Τετάρτη 10 Μαΐου 2017

Risk assessment of manual handling operations at work with the key indicator method (KIM-MHO) — determination of criterion validity regarding the prevalence of musculoskeletal symptoms and clinical conditions within a cross-sectional study

Abstract

Background

Manual handling operations (MHO) are known to be risk factors for work-related upper limb disorders (WRULDs), e.g. symptoms and conditions such as carpal tunnel syndrome. To estimate the risk of WRULDs, a Key Indicator Method (KIM) for the risk assessment of MHO was developed. The method was validated in regard to different criteria, including face validity, criterion validity, reliability and further aspects concerning utility. This paper describes the KIM-MHO and criterion validity of this method with reference to prevalence of musculoskeletal disorders (MSDs).

Methods

A cross-sectional sample of 643 employees exposed to MHO was compared to a reference group of 804 unexposed subjects predominantly working at visual display terminals. The Nordic Questionnaire and a standardized clinical examination were used to obtain the 7-day and 12-months prevalence of symptoms and clinical conditions of the musculoskeletal system. Job specific exposure levels to MHO were assessed by ergonomists using the KIM-MHO. The resulting risk scores were categorized into risk categories 1 - low risk (reference group), 2 - increased risk, 3 - highly increased risk, and 4 - high risk.
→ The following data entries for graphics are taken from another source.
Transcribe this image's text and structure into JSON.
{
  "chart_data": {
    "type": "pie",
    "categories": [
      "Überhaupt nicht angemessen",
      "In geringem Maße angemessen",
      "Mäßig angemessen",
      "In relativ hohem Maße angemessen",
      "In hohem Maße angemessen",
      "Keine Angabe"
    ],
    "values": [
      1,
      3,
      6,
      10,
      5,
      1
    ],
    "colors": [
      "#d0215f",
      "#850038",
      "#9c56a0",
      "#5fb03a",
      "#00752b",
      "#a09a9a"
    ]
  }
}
Log-linear Poisson regression models were applied to obtain adjusted prevalence ratios (PR) with 95%-confidence intervals.

Results

The 7-day prevalence of symptoms for subjects in risk category 3 compared to risk category 1 was significant for the regions shoulder [women (w): PR 1.8 (1.2–2.7), men (m): PR 2.3 (1.2–4.4)], elbow [w: PR 3.3 (1.5–7.2), m: PR 2.4 (0.8–7.3)], and hand/wrist [w: PR 3.0 (1.7–5.3), m: PR 5.5 (2.7–11.3)]. The 7-day prevalence of symptoms for risk category 4 was also significant for the regions shoulder [w: PR 1.9 (1.3–2.8), m: PR 1.9 (1.3–2.7)], elbow [w: PR 4.5 (2.3–8.7), m: PR 3.3 (2.1–5.4)], and hand/wrist [w: PR 4.2 (2.6–6.9), m: PR 5.5 (3.5–8.5)]. The 12-months prevalence in these joint regions show comparable increases in the risk categories 3 and 4.

Conclusions

The KIM-MHO is valid in regard to criterion validity. The hypothesis could be confirmed, that high risk scores were associated with an increased prevalence of symptoms and clinical conditions especially in the shoulder, elbow and hand/wrist regions among employees exposed to MHO.